Tsai Kun-chih (蔡坤志), a professor at TMU’s Graduate Institute of Clinical Medicine, told a news conference in Taipei on Monday that about 70 percent of all solid tumors in patients are drug resistant prior to treatment.

The tumors not only respond poorly to chemotherapy, but are also resistant to immune cells naturally produced by the body or administered as part of treatment, said Tsai, who also heads the Taipei Municipal Wanfang Hospital’s clinical research center.

Traditional chemotherapy can only inhibit about 30 percent of cancer growth, while immunotherapy, which has grown in use in the past few years, is only effective for about 15 percent of patients, he said.

The researchers discovered five years ago that tumor cells in patients have a self-protection mechanism called the “death checkpoint,” which makes them resistant to chemotherapy, radiotherapy and immunotherapy, TMU said.

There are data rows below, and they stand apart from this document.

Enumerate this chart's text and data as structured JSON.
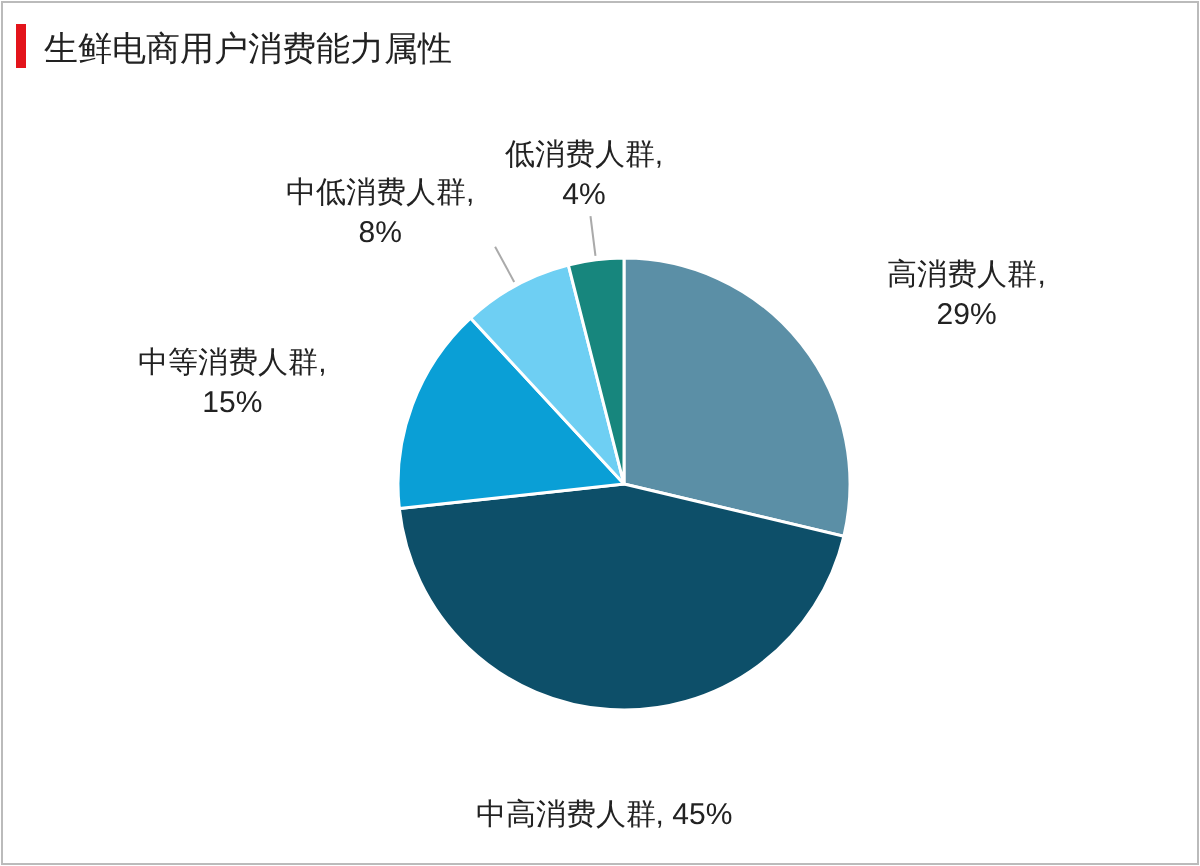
{
  "chart_data": {
    "type": "pie",
    "title": "生鲜电商用户消费能力属性",
    "values": [
      29,
      45,
      15,
      8,
      4
    ],
    "value_labels": [
      "高消费人群, 29%",
      "中高消费人群, 45%",
      "中等消费人群, 15%",
      "中低消费人群, 8%",
      "低消费人群, 4%"
    ],
    "colors": [
      "#5b8fa6",
      "#0d4f69",
      "#0a9fd6",
      "#6ecff3",
      "#17867d"
    ]
  }
}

At the heart of that resistance can be a protein called nuclear receptor corepressor 2 (NCOR2), which inhibits antitumor immunity and natural stress responses.

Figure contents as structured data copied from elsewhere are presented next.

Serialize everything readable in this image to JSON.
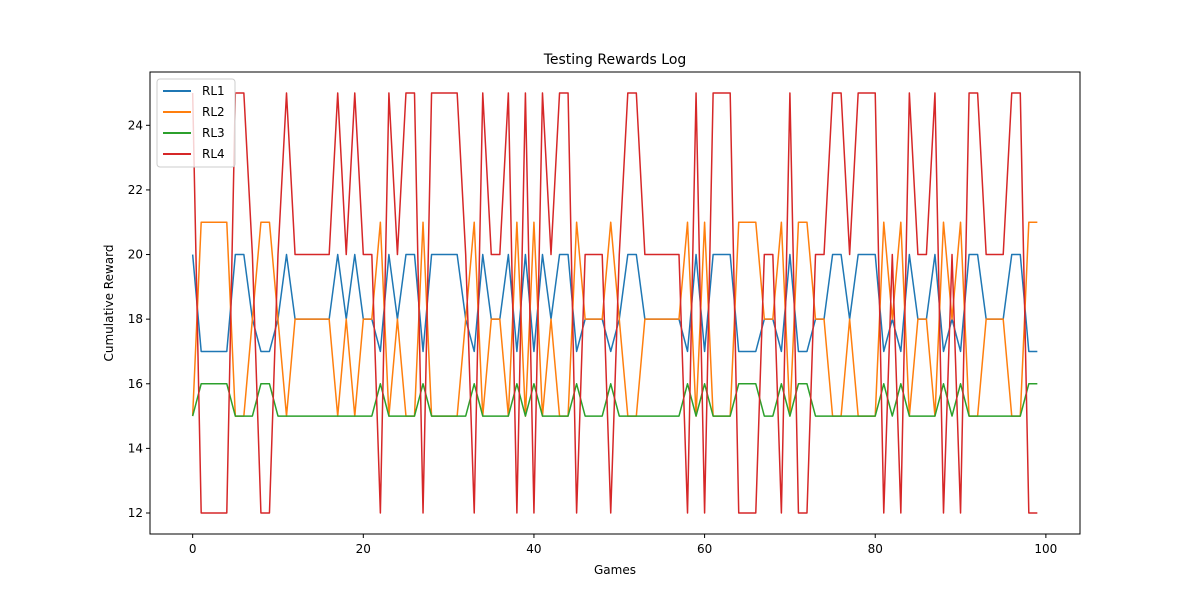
{
  "chart_data": {
    "type": "line",
    "title": "Testing Rewards Log",
    "xlabel": "Games",
    "ylabel": "Cumulative Reward",
    "xlim": [
      -5.0,
      104.0
    ],
    "ylim": [
      11.35,
      25.65
    ],
    "xticks": [
      0,
      20,
      40,
      60,
      80,
      100
    ],
    "yticks": [
      12,
      14,
      16,
      18,
      20,
      22,
      24
    ],
    "grid": false,
    "legend_position": "top-left",
    "x": [
      0,
      1,
      2,
      3,
      4,
      5,
      6,
      7,
      8,
      9,
      10,
      11,
      12,
      13,
      14,
      15,
      16,
      17,
      18,
      19,
      20,
      21,
      22,
      23,
      24,
      25,
      26,
      27,
      28,
      29,
      30,
      31,
      32,
      33,
      34,
      35,
      36,
      37,
      38,
      39,
      40,
      41,
      42,
      43,
      44,
      45,
      46,
      47,
      48,
      49,
      50,
      51,
      52,
      53,
      54,
      55,
      56,
      57,
      58,
      59,
      60,
      61,
      62,
      63,
      64,
      65,
      66,
      67,
      68,
      69,
      70,
      71,
      72,
      73,
      74,
      75,
      76,
      77,
      78,
      79,
      80,
      81,
      82,
      83,
      84,
      85,
      86,
      87,
      88,
      89,
      90,
      91,
      92,
      93,
      94,
      95,
      96,
      97,
      98,
      99
    ],
    "series": [
      {
        "name": "RL1",
        "color": "#1f77b4",
        "values": [
          20,
          17,
          17,
          17,
          17,
          20,
          20,
          18,
          17,
          17,
          18,
          20,
          18,
          18,
          18,
          18,
          18,
          20,
          18,
          20,
          18,
          18,
          17,
          20,
          18,
          20,
          20,
          17,
          20,
          20,
          20,
          20,
          18,
          17,
          20,
          18,
          18,
          20,
          17,
          20,
          17,
          20,
          18,
          20,
          20,
          17,
          18,
          18,
          18,
          17,
          18,
          20,
          20,
          18,
          18,
          18,
          18,
          18,
          17,
          20,
          17,
          20,
          20,
          20,
          17,
          17,
          17,
          18,
          18,
          17,
          20,
          17,
          17,
          18,
          18,
          20,
          20,
          18,
          20,
          20,
          20,
          17,
          18,
          17,
          20,
          18,
          18,
          20,
          17,
          18,
          17,
          20,
          20,
          18,
          18,
          18,
          20,
          20,
          17,
          17
        ]
      },
      {
        "name": "RL2",
        "color": "#ff7f0e",
        "values": [
          15,
          21,
          21,
          21,
          21,
          15,
          15,
          18,
          21,
          21,
          18,
          15,
          18,
          18,
          18,
          18,
          18,
          15,
          18,
          15,
          18,
          18,
          21,
          15,
          18,
          15,
          15,
          21,
          15,
          15,
          15,
          15,
          18,
          21,
          15,
          18,
          18,
          15,
          21,
          15,
          21,
          15,
          18,
          15,
          15,
          21,
          18,
          18,
          18,
          21,
          18,
          15,
          15,
          18,
          18,
          18,
          18,
          18,
          21,
          15,
          21,
          15,
          15,
          15,
          21,
          21,
          21,
          18,
          18,
          21,
          15,
          21,
          21,
          18,
          18,
          15,
          15,
          18,
          15,
          15,
          15,
          21,
          18,
          21,
          15,
          18,
          18,
          15,
          21,
          18,
          21,
          15,
          15,
          18,
          18,
          18,
          15,
          15,
          21,
          21
        ]
      },
      {
        "name": "RL3",
        "color": "#2ca02c",
        "values": [
          15,
          16,
          16,
          16,
          16,
          15,
          15,
          15,
          16,
          16,
          15,
          15,
          15,
          15,
          15,
          15,
          15,
          15,
          15,
          15,
          15,
          15,
          16,
          15,
          15,
          15,
          15,
          16,
          15,
          15,
          15,
          15,
          15,
          16,
          15,
          15,
          15,
          15,
          16,
          15,
          16,
          15,
          15,
          15,
          15,
          16,
          15,
          15,
          15,
          16,
          15,
          15,
          15,
          15,
          15,
          15,
          15,
          15,
          16,
          15,
          16,
          15,
          15,
          15,
          16,
          16,
          16,
          15,
          15,
          16,
          15,
          16,
          16,
          15,
          15,
          15,
          15,
          15,
          15,
          15,
          15,
          16,
          15,
          16,
          15,
          15,
          15,
          15,
          16,
          15,
          16,
          15,
          15,
          15,
          15,
          15,
          15,
          15,
          16,
          16
        ]
      },
      {
        "name": "RL4",
        "color": "#d62728",
        "values": [
          25,
          12,
          12,
          12,
          12,
          25,
          25,
          20,
          12,
          12,
          20,
          25,
          20,
          20,
          20,
          20,
          20,
          25,
          20,
          25,
          20,
          20,
          12,
          25,
          20,
          25,
          25,
          12,
          25,
          25,
          25,
          25,
          20,
          12,
          25,
          20,
          20,
          25,
          12,
          25,
          12,
          25,
          20,
          25,
          25,
          12,
          20,
          20,
          20,
          12,
          20,
          25,
          25,
          20,
          20,
          20,
          20,
          20,
          12,
          25,
          12,
          25,
          25,
          25,
          12,
          12,
          12,
          20,
          20,
          12,
          25,
          12,
          12,
          20,
          20,
          25,
          25,
          20,
          25,
          25,
          25,
          12,
          20,
          12,
          25,
          20,
          20,
          25,
          12,
          20,
          12,
          25,
          25,
          20,
          20,
          20,
          25,
          25,
          12,
          12
        ]
      }
    ]
  }
}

To overcome the problem, Tsai said the team developed “NCOR2 decoy gene therapy,” which could suppress a tumor cell’s resistance to drugs.

In various animal preclinical studies, the therapy, combined with either chemotherapeutic drugs or immune checkpoint inhibitors, greatly improved the response rate in difficult-to-treat cancers such as triple-negative breast cancer and pancreatic cancer from the initial 30 percent to more than 90 percent.

Speaking over teleconferencing, UCSF researchers said they studied the therapy on difficult-to-treat breast cancers and pancreatic cancer, and have also made progress with brain cancer.

NCOR2 decoy gene therapy could be effective in treating many different cancers, they added.

Tsai said they expect that their solution could enter the animal clinical testing stage within three to five years.

The study by TMU and UCSF researchers, titled “Screening of organoids derived from patients with breast cancer implicates the repressor NCOR2 in cytotoxic stress response and antitumor immunity,” was published in the journal Nature Cancer on May 26.